The Scrub Trim tool is available only on Pro Tools HD systems. It functions the same way as the normal tool except that as you move the Trim tool up and down the timeline along a mono or stereo track, you will hear that track’s audio (you still cannot scrub 5.1 tracks). The Trim icon also shows a small speaker to denote it is in Scrub Trim mode, and as you trim, the clip displays a yellow border. As with the normal Trim tool, once you let go of the mouse button the clip is trimmed at that point. To scrub with finer resolution (without having to zoom in), hold down the Ctrl key on Windows or Command key on a Mac while scrubbing.
Finally, the Loop Trim Tool is used to create loops from single clips. Position the cursor in Loop Trim mode over the top half of an unlooped audio or MIDI clip, or clip group. The cursor will change to indicate that you can loop trim the clip. Now click and drag and you will get a series of loops along the timeline. (If you position the Loop Trim tool over the bottom half of the clip, it operates in Standard Trim mode.)
The Zoom tool has an alternate mode called Single Zoom, which returns you to the previously selected tool after a zoom has been performed. For example, when using the Smart Tool you can click the Single Zoom tool, and once the zoom operation has been performed, Pro Tools automatically switches back to the Smart Tool.

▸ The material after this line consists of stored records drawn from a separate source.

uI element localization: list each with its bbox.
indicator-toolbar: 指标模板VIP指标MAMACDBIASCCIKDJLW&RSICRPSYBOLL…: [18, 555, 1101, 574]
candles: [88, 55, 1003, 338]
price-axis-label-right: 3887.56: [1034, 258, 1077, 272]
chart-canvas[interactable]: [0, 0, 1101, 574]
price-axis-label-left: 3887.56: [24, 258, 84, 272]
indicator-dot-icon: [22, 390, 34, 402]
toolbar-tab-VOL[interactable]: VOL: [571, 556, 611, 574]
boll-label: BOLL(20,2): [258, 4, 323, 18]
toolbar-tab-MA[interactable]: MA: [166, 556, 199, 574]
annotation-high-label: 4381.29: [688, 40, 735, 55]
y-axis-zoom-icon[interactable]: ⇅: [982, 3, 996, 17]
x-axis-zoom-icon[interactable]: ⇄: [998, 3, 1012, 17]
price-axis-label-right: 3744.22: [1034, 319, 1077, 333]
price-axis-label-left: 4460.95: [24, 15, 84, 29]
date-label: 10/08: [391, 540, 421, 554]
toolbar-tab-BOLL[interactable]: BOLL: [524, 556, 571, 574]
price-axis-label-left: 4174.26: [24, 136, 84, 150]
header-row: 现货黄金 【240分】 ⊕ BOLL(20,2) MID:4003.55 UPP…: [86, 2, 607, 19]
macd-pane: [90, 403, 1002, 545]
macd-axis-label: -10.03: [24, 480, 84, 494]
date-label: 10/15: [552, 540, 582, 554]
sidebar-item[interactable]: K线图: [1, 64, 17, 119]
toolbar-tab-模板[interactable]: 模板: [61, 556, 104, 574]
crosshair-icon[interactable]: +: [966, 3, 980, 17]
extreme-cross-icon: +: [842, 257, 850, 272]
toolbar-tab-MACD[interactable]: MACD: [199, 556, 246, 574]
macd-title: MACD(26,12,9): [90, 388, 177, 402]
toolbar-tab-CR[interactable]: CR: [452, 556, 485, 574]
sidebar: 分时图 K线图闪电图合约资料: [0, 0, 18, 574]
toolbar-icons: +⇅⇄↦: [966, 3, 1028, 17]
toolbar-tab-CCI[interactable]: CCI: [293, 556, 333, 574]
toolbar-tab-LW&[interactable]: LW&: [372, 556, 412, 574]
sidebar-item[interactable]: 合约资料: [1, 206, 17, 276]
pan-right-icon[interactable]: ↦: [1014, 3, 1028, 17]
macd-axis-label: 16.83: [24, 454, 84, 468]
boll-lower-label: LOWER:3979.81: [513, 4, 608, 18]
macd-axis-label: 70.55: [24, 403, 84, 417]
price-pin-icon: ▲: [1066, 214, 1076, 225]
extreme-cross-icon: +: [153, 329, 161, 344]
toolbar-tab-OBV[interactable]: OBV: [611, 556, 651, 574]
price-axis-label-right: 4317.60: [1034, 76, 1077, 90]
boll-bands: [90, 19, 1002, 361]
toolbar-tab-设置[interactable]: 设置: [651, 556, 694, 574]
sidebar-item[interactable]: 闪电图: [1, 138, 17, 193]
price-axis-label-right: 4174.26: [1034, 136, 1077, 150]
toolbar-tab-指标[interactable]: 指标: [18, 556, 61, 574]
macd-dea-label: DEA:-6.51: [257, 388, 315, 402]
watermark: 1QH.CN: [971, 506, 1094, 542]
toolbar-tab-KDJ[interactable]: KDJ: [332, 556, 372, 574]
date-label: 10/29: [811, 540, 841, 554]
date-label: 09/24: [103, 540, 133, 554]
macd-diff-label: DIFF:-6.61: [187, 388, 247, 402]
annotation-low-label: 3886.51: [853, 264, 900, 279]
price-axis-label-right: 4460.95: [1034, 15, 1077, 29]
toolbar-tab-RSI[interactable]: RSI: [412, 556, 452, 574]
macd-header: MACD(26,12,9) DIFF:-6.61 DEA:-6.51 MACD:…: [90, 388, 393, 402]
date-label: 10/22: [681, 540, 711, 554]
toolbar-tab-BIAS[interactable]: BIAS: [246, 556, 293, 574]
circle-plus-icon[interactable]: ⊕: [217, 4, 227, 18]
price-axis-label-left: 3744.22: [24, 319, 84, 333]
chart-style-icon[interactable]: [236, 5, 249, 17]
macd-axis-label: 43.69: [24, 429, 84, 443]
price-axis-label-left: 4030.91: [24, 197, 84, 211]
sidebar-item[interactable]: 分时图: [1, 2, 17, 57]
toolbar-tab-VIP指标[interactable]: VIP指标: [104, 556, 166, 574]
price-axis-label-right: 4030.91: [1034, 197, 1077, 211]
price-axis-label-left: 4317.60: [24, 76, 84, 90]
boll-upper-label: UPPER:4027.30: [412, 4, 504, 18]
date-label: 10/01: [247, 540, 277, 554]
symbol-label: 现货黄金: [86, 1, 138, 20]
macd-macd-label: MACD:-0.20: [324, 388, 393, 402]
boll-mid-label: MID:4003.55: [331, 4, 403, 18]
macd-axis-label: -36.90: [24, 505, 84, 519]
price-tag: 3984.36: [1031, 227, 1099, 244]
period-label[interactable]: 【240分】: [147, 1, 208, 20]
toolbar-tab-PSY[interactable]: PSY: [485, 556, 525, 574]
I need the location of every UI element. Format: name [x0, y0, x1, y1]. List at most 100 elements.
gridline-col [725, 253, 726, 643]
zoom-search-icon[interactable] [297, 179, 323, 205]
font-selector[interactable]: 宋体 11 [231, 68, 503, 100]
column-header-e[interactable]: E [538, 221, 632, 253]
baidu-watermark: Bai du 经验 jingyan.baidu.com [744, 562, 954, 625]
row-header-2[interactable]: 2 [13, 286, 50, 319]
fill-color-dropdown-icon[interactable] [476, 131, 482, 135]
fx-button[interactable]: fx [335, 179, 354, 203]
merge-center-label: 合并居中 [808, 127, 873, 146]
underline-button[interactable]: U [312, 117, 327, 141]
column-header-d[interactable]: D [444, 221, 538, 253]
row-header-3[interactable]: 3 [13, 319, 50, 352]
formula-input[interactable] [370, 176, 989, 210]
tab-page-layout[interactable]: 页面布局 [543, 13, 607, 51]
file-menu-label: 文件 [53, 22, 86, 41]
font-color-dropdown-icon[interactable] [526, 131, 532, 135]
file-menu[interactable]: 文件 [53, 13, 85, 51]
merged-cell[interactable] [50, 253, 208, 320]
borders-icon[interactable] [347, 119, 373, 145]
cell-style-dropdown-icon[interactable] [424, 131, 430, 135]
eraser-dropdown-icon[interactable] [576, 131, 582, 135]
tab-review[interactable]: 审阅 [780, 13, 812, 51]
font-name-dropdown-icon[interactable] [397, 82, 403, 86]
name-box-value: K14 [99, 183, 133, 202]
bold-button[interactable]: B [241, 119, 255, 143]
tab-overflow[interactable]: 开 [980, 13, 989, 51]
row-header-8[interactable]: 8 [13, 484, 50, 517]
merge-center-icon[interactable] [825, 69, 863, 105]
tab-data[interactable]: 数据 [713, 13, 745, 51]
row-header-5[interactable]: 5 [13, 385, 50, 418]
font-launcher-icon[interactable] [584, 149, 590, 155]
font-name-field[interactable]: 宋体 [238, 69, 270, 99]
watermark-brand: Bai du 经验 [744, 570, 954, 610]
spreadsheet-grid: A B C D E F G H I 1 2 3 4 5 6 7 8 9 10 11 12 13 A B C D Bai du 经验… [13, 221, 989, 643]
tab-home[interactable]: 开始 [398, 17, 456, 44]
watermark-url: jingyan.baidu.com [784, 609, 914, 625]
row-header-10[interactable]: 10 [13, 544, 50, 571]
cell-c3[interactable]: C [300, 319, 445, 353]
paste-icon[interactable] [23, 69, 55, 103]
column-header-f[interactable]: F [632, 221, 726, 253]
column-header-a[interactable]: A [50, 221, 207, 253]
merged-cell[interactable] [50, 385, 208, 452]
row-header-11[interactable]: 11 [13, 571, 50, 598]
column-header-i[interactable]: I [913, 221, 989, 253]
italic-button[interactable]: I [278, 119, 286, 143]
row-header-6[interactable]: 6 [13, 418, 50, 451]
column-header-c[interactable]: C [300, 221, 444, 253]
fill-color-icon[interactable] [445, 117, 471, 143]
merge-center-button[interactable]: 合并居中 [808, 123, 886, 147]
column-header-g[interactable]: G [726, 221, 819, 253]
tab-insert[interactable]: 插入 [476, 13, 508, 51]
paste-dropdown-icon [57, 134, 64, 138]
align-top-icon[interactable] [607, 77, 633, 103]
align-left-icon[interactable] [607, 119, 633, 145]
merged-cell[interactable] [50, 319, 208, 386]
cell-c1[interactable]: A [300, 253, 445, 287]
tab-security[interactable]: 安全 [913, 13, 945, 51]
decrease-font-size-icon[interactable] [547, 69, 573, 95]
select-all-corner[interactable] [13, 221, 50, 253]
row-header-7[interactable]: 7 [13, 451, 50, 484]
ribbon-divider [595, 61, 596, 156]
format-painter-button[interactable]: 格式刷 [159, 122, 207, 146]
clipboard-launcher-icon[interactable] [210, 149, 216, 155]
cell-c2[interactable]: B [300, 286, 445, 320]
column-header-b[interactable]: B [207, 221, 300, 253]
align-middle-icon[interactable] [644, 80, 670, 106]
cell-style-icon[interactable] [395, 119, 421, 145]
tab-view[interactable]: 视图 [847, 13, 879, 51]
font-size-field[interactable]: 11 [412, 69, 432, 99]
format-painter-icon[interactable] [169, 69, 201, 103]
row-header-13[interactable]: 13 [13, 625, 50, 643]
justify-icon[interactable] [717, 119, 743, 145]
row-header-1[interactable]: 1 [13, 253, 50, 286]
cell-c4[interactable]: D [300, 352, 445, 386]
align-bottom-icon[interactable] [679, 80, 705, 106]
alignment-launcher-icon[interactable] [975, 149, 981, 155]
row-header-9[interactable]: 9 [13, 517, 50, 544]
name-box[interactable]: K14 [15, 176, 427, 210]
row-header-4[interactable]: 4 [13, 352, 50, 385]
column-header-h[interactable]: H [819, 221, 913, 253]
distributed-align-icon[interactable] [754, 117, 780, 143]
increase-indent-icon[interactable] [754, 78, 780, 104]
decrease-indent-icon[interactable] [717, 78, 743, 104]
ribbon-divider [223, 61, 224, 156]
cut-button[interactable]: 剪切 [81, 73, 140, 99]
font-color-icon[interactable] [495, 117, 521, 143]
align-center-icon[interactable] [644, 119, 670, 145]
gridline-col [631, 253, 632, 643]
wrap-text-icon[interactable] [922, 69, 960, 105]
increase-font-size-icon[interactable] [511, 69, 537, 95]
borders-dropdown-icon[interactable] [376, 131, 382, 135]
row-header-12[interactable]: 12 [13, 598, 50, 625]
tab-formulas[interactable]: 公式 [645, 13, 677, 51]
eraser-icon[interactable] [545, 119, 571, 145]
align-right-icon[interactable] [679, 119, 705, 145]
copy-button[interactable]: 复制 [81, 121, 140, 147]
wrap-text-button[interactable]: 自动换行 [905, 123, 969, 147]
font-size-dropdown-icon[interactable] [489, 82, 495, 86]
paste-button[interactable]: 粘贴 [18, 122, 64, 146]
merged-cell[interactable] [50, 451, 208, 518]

The Pencil tool is great for drawing in a variety of information. You can zoom in the audio waveform until you see the waveform as a single line and then you can repair individual clicks — but be aware that this is one of the few things in Pro Tools that is destructive, so always make a duplicate audio file before using the Pencil Tool on audio waveforms. You can also use the Pencil tool to draw in automation data, tempo changes on the tempo track and MIDI data on a MIDI track. The normal Pencil tool defaults to freehand mode, so what you draw is what you get. However, the Pencil tool also offers a range of preset shapes appropriate to the task you’re using it for:
- The Line shape draws in a straight line from click to release. On audio tracks, the line has a single breakpoint at both ends. On MIDI tracks, the controller value changes in steps according to the resolution setting in the MIDI Preferences page. Tempo values change in steps according to the Tempo Edit Density and Resolution.
- The Parabolic shape draws the best possible curve to fit your freehand drawing. The shape is reproduced as a series of steps according to the Tempo Edit Density setting. Note that the Parabolic curve isn’t available when drawing automation.
- The S–Curve shape draws a best possible fit of an S–Curve to your freehand drawing. The shape is reproduced as a series of steps according to the Tempo Edit Density setting. Again, S–Curve isn’t available when drawing automation.
- Triangle draws a sawtooth pattern that repeats at a rate based on the current Grid value. On audio tracks, the pattern has a single breakpoint at each extreme. On MIDI tracks, the controller value changes in steps according to the resolution setting in the MIDI Preferences page.
- Square draws a square pattern that repeats at a rate based on the current Grid value.
- Random draws a random pattern of levels that change at a rate based on the current Grid value.
With Triangle, Square and Random, the amplitude is controlled by vertical movement of the Pencil tool. Note that Triangle, Square and Random aren’t available when drawing tempo changes.